Urban greenways are one of the best ways to provide outdoor greenspace in a developed area that allow for economic, social, and sustainable growth throughout a city. Greenways are “linear parks” that connect people to different places around a city, often used for recreation and conservation. Greenways provide transportation, recreation, fitness, and economic opportunity by providing a safe, alternate way for people to get to work, to the store, and anywhere else they might need to go. Improved public health, safer pedestrian access, and aesthetically pleasing green space - just to name a few - are among some of the many benefits of greenways.
Above all, greenways make a community more sustainable and equitable, which is at the core of Sustain Charlotte’s mission. Their eco-benefits include:
- Protect local wildlife, vegetation, and biodiversity
- Reduce traffic congestion and improve air quality by allowing people to walk and bike safely rather than driving
- Vegetation from greenways absorb large amounts of carbon dioxide
- Prevent floods and water damage to infrastructure
- Promote water quality of streams and rivers by trapping pollutants
- Education surrounding environmental awareness
- Maintains and contributes to Charlotte’s urban tree canopy
Greenways improve Charlotte’s sense of community, provide adequate outdoor space for residents, and attract business by supplying construction, tourism, and recreational jobs. The economic impact of a trail involves a combination of newly created jobs and the expansion of existing businesses related to travel, equipment, clothes, food, souvenirs and maps.

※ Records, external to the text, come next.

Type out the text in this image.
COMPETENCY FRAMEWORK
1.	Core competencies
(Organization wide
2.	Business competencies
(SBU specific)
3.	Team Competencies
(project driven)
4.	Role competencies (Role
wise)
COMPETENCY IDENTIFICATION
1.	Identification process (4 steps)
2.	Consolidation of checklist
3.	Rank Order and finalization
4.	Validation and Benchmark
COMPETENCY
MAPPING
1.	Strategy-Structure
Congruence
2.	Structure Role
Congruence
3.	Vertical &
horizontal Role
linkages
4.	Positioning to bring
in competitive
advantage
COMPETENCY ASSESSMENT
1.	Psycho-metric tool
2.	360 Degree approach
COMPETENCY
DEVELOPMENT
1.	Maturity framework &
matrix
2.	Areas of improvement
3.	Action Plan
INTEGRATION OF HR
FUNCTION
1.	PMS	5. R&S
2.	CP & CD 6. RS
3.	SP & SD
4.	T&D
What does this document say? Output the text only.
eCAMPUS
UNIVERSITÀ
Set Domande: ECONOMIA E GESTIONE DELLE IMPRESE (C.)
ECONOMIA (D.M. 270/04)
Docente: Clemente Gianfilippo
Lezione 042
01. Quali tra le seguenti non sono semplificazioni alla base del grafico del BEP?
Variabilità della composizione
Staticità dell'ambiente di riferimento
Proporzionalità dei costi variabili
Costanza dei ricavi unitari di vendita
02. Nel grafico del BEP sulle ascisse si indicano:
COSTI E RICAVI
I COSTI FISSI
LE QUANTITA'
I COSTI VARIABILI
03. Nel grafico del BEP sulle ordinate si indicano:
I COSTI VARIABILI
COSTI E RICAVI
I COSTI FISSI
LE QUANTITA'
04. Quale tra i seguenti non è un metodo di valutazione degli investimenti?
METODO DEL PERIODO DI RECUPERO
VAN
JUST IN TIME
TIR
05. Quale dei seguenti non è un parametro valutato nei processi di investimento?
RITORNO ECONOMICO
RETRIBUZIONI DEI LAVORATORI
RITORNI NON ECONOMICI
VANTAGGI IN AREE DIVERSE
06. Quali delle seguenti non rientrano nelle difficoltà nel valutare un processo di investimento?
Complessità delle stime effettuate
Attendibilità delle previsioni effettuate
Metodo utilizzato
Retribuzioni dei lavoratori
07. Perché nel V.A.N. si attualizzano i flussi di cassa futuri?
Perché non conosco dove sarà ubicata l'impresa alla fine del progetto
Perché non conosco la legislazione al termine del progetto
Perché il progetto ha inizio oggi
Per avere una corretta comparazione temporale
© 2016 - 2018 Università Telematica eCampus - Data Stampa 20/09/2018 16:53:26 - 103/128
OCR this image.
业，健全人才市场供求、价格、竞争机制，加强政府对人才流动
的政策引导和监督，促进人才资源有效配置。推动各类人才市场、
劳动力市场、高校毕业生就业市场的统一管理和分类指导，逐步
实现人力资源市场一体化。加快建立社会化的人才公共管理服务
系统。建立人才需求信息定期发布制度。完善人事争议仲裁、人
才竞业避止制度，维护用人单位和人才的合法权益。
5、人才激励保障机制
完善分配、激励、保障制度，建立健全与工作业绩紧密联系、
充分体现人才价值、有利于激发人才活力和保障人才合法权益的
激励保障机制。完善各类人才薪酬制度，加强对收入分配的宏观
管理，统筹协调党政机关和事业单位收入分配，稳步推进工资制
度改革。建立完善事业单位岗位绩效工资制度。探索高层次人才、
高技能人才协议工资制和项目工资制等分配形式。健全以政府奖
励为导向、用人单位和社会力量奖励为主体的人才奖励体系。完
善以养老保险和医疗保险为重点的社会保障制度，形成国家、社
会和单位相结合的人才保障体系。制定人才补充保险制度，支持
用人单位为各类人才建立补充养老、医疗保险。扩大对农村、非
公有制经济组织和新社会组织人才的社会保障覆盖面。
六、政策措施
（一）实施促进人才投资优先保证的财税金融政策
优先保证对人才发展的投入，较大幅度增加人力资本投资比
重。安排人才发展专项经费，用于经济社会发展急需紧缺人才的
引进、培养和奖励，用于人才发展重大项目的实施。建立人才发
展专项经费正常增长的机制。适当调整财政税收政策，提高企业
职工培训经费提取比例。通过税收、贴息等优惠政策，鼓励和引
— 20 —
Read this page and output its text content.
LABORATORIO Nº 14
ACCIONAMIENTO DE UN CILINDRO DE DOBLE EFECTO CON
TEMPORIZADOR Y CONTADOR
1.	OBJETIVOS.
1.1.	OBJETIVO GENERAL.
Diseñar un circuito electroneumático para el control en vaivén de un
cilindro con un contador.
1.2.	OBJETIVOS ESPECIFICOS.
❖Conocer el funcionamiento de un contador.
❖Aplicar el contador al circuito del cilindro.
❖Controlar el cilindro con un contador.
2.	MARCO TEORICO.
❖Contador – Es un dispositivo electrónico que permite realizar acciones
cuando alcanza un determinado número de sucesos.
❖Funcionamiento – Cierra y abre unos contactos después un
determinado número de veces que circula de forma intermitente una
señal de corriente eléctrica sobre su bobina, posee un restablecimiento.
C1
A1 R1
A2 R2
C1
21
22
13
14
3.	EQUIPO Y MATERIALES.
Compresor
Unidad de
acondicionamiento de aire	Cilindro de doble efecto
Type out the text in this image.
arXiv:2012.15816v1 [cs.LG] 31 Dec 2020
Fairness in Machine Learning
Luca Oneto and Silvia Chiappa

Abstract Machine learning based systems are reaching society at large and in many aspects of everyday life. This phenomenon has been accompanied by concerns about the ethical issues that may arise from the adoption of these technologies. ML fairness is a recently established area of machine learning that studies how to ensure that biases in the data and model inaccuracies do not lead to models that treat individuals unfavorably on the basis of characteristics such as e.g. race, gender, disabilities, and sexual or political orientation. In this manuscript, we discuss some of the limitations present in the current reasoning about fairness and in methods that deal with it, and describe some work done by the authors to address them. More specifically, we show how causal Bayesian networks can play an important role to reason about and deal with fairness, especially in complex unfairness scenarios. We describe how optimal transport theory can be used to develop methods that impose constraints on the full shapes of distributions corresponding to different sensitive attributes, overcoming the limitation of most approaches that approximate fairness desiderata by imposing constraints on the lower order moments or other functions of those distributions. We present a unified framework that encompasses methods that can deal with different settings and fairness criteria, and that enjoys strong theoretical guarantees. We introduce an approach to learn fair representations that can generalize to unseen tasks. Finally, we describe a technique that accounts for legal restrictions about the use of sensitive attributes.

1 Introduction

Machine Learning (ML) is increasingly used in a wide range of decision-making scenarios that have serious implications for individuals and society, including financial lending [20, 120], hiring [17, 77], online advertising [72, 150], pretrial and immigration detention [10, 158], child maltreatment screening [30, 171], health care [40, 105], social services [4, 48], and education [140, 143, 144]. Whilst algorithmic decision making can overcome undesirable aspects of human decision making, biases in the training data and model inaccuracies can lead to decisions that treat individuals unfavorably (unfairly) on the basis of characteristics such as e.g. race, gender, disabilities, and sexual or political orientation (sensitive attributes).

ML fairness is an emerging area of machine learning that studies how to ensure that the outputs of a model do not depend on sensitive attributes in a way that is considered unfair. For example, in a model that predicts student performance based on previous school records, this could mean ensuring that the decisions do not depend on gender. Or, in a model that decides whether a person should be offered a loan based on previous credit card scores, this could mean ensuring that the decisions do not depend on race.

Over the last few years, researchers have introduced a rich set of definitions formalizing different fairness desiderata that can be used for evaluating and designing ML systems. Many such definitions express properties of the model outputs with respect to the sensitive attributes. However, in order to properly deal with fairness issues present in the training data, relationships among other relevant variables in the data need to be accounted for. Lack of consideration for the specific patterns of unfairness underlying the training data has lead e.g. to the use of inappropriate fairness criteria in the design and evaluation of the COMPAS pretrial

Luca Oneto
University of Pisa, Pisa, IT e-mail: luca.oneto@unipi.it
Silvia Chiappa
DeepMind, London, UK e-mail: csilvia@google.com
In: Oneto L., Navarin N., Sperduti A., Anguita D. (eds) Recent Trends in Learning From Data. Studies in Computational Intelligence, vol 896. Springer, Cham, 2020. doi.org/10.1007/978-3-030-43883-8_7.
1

Charlotte is lucky to have over 49 miles (and counting!) of greenways, despite constant urban development around the city. At Sustain Charlotte, we advocate for all types of sustainable transportation methods, including safe and accessible bike paths and walkways. Through our partnership with Greenways for Mecklenburg, we are requesting that the Mecklenburg County Board of County Commissioners take appropriate actions to complete 150 miles of a connected greenway network to be constructed by 2030, and an entire 200-mile system by 2035. Although our goals may be ambitious, greenways are a vital part of Charlotte’s sustainable growth.